Unit 5: Culminating Tasks
Understanding Literary Language and Point of View
Standards: ELAGSE9-10RL4, ELAGSE9-10RL6, ELAGSE9-10W3
Traditions and Culture
Select a story, book, or play you have read that includes characters or events from another part of the world.
Think about the point of view of the characters or the events that represent a different cultural experience from someone living in the United States.
Choose a passage, chapter, or excerpt.
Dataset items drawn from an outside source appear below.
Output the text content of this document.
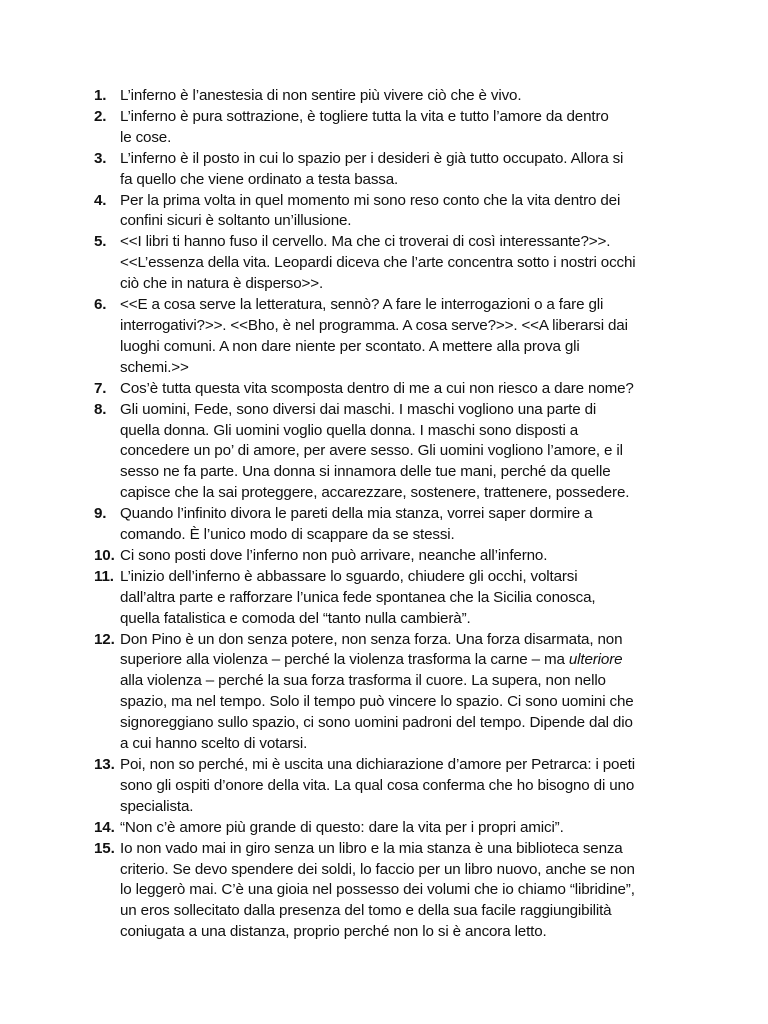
1. L’inferno è l’anestesia di non sentire più vivere ciò che è vivo.
2. L’inferno è pura sottrazione, è togliere tutta la vita e tutto l’amore da dentro
le cose.
3. L’inferno è il posto in cui lo spazio per i desideri è già tutto occupato. Allora si
fa quello che viene ordinato a testa bassa.
4. Per la prima volta in quel momento mi sono reso conto che la vita dentro dei
confini sicuri è soltanto un’illusione.
5. <<I libri ti hanno fuso il cervello. Ma che ci troverai di così interessante?>>.
<<L’essenza della vita. Leopardi diceva che l’arte concentra sotto i nostri occhi
ciò che in natura è disperso>>.
6. <<E a cosa serve la letteratura, sennò? A fare le interrogazioni o a fare gli
interrogativi?>>. <<Bho, è nel programma. A cosa serve?>>. <<A liberarsi dai
luoghi comuni. A non dare niente per scontato. A mettere alla prova gli
schemi.>>
7. Cos’è tutta questa vita scomposta dentro di me a cui non riesco a dare nome?
8. Gli uomini, Fede, sono diversi dai maschi. I maschi vogliono una parte di
quella donna. Gli uomini voglio quella donna. I maschi sono disposti a
concedere un po’ di amore, per avere sesso. Gli uomini vogliono l’amore, e il
sesso ne fa parte. Una donna si innamora delle tue mani, perché da quelle
capisce che la sai proteggere, accarezzare, sostenere, trattenere, possedere.
9. Quando l’infinito divora le pareti della mia stanza, vorrei saper dormire a
comando. È l’unico modo di scappare da se stessi.
10. Ci sono posti dove l’inferno non può arrivare, neanche all’inferno.
11. L’inizio dell’inferno è abbassare lo sguardo, chiudere gli occhi, voltarsi
dall’altra parte e rafforzare l’unica fede spontanea che la Sicilia conosca,
quella fatalistica e comoda del “tanto nulla cambierà”.
12. Don Pino è un don senza potere, non senza forza. Una forza disarmata, non
superiore alla violenza – perché la violenza trasforma la carne – ma ulteriore
alla violenza – perché la sua forza trasforma il cuore. La supera, non nello
spazio, ma nel tempo. Solo il tempo può vincere lo spazio. Ci sono uomini che
signoreggiano sullo spazio, ci sono uomini padroni del tempo. Dipende dal dio
a cui hanno scelto di votarsi.
13. Poi, non so perché, mi è uscita una dichiarazione d’amore per Petrarca: i poeti
sono gli ospiti d’onore della vita. La qual cosa conferma che ho bisogno di uno
specialista.
14. “Non c’è amore più grande di questo: dare la vita per i propri amici”.
15. Io non vado mai in giro senza un libro e la mia stanza è una biblioteca senza
criterio. Se devo spendere dei soldi, lo faccio per un libro nuovo, anche se non
lo leggerò mai. C’è una gioia nel possesso dei volumi che io chiamo “libridine”,
un eros sollecitato dalla presenza del tomo e della sua facile raggiungibilità
coniugata a una distanza, proprio perché non lo si è ancora letto.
Answer the following questions:
• What is the writer’s culture?
• What makes the cultural experience within the passage unique?
• How is this experience different from your own culture?
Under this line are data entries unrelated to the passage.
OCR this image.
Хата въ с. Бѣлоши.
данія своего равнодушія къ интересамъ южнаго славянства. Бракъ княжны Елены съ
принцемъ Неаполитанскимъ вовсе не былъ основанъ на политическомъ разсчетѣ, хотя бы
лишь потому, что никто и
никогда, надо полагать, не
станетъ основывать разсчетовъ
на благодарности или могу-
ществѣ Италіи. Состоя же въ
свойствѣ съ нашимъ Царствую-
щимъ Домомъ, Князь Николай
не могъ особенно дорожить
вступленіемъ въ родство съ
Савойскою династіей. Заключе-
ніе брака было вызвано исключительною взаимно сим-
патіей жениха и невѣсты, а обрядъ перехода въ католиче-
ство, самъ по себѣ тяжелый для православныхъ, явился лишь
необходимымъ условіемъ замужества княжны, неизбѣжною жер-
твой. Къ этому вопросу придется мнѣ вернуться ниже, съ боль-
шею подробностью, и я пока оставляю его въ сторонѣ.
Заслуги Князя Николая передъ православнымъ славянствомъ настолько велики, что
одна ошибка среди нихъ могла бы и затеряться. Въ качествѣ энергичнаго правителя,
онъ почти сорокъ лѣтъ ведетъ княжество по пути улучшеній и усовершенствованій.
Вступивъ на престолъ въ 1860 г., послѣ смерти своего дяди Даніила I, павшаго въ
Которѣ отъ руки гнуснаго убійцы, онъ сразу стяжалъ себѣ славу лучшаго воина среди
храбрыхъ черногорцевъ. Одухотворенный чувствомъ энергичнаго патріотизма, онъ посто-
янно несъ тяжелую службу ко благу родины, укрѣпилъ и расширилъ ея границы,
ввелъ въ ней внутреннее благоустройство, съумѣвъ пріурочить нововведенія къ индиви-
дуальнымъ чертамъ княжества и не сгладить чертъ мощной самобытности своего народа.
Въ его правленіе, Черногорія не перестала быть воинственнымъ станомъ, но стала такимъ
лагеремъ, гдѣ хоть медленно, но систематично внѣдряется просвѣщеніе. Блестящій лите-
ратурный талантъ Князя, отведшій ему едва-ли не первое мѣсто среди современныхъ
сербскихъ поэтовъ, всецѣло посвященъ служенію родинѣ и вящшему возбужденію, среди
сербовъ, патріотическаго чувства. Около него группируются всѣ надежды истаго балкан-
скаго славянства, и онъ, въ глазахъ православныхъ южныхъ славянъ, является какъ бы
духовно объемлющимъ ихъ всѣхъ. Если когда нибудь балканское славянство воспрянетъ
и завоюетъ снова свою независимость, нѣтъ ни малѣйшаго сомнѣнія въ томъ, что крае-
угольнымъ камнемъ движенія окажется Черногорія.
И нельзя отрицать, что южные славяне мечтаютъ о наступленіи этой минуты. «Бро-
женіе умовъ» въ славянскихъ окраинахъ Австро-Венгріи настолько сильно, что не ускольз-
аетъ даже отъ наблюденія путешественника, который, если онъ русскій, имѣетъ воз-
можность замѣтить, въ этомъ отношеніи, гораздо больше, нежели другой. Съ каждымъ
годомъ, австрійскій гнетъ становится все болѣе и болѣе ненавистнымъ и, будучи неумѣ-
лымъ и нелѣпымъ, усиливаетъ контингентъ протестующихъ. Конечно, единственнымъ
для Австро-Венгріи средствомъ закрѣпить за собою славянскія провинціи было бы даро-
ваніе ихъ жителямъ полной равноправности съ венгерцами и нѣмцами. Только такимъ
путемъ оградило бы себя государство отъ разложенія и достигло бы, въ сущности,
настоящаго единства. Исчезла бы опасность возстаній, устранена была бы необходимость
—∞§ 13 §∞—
Write a similar piece reflecting your own cultural experiences.
• Base your writing on your own family or a family that you know.
• Use literary devices, such as figurative language, word choice, and imagery, in your writing.
• Address the question “How are your family traditions different or unique in some way?”
Sample Performance-based/Standards-based Task(s) from GADOE Guidance Document
ELAGSE9-10RL6: Facilitate an interactive web-based communications experience between your students and a class of students from another culture (various avenues for creating these connections already exist, like One World Classroom at http://www.ccph.com/, or join other classrooms around the world in following National Geographic journalist Paul Salopek in his Out of Eden Walk at www.outofedenwalk.com). Local students may choose a myth that they feel is representative of their classroom or culture and will ask their partner classroom to do the same. Students will interact through a web connection to discuss their mythologies and the similarities and differences in their cultures.
ELAGSE9-10RI6:Provide students with a variety of articles and essays that clearly use pathos, logos, or ethos to advance their claims. Have students read and reread the articles, then choose one to highlight and annotate to attempt to identify the rhetorical approach most prevalent in the piece. Students will then rewrite the article or essay changing the focus of the appeal to one of the other two focuses (they may use imaginary elements or their own background knowledge). For example, a student might begin by analyzing an essay on spaying and neutering pets that focuses on starving and abused pets roaming the streets (pathos). They will first quantify the effects of this strategy (for example: in paragraph 2, line 5, the author may lose some readers through the graphic description of the pet who was run over), then rewrite the piece to focus instead on, for example, the financial impact on the city’s budget of failing to spay or neuter pets (logos).